David never failed at work. His career stayed on the right path, but the houses, cars, and wives never quite seemed to satisfy. David would remark often to his friends that he felt like he was dying. Most of them couldn’t understand. He was, after all, so successful.
Work is worship, and true worship distinguishes flourishing from mere prosperity. So is your work an intentional, reverential act in response to God’s gracious provision?
Third connection: God intends a flourishing society, not just flourishing individuals.
Humanity is commanded in Gen 1:28 to be fruitful and multiply, to fill the earth. But to be fruitful and multiply…husband and wife must form the most basic unit of society…The natural implication of the creation command is that a flourishing society, not just flourishing individuals, is to be formed.
I know some of you are thinking, that’s right, but only in the garden, only before the fall. After the fall, God’s focus is on the flourishing of his people…After the fall, God still intends for humanity to flourish, but they would need to be led to flourishing; it would no longer come naturally. God focused his redemptive work in Israel, the family of Abraham, and through Israel, God continued to demonstrate his intention for humanity to flourish.
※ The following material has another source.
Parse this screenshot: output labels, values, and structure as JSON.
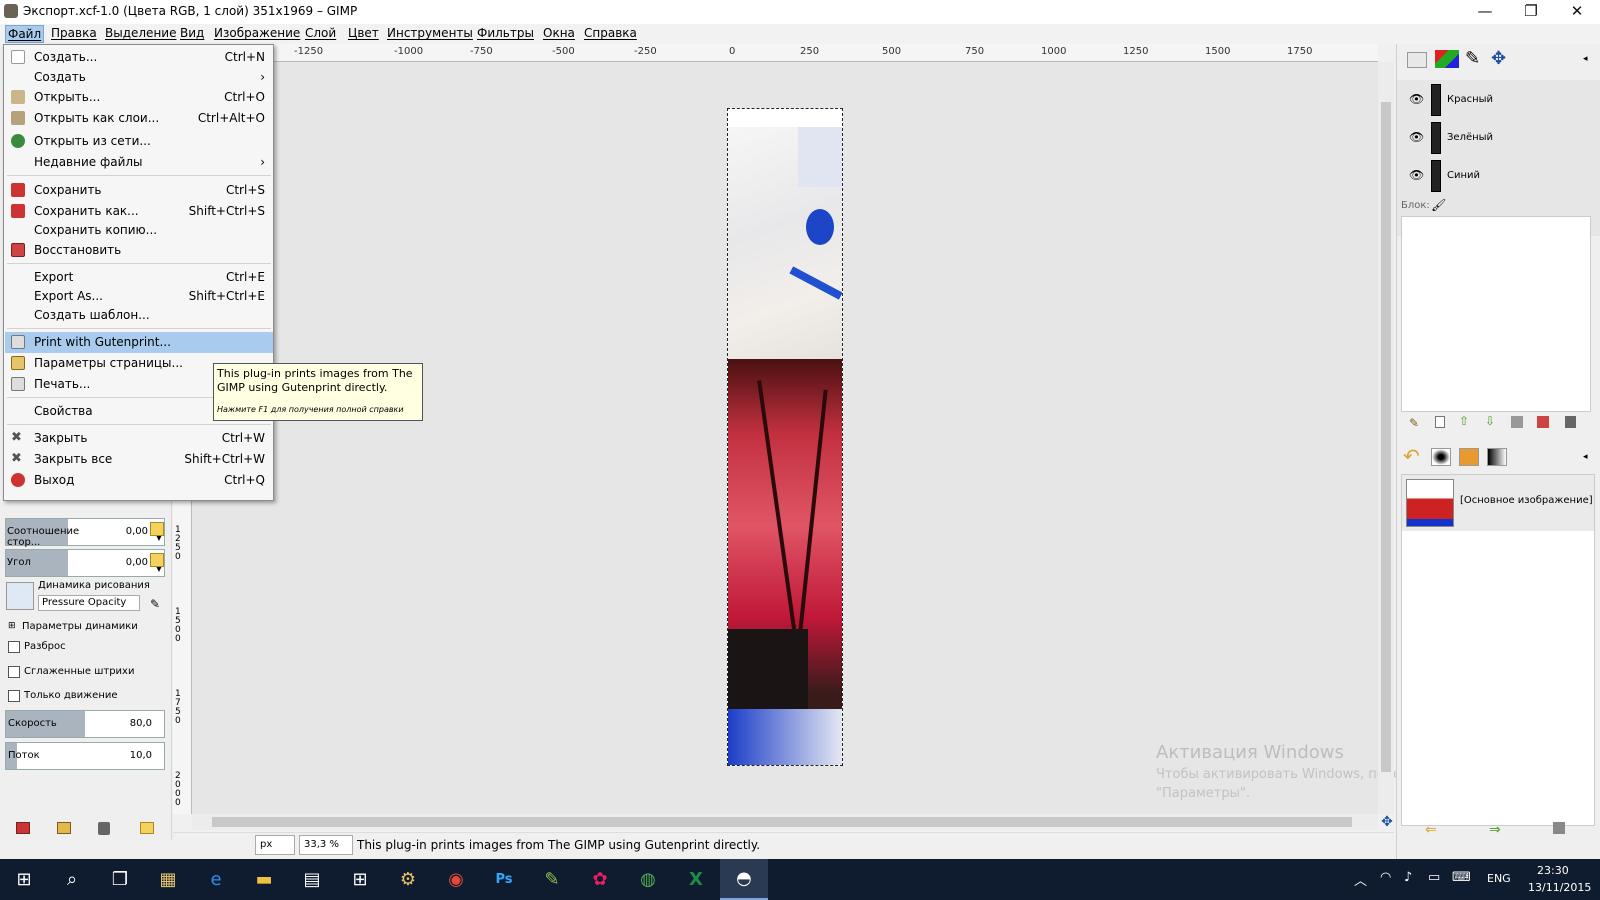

The same idea of God creating a flourishing community to represent him in the fallen world is in place in the New Testament…Jesus and Paul teach that we are ambassadors. We are citizens of heaven living in communities on earth, earnestly representing God and his flourishing society, the kingdom of God.
Being made in his image, every facet of our lives is informed by our connection to God, and every facet of our lives reflects him to the world around us. Through our economic activity—our work, our cultivation and use of the resources he provides, our participation in our communities—we exercise his reign in our lives so that the world around us, both the church and society in general, might flourish to his glory and praise.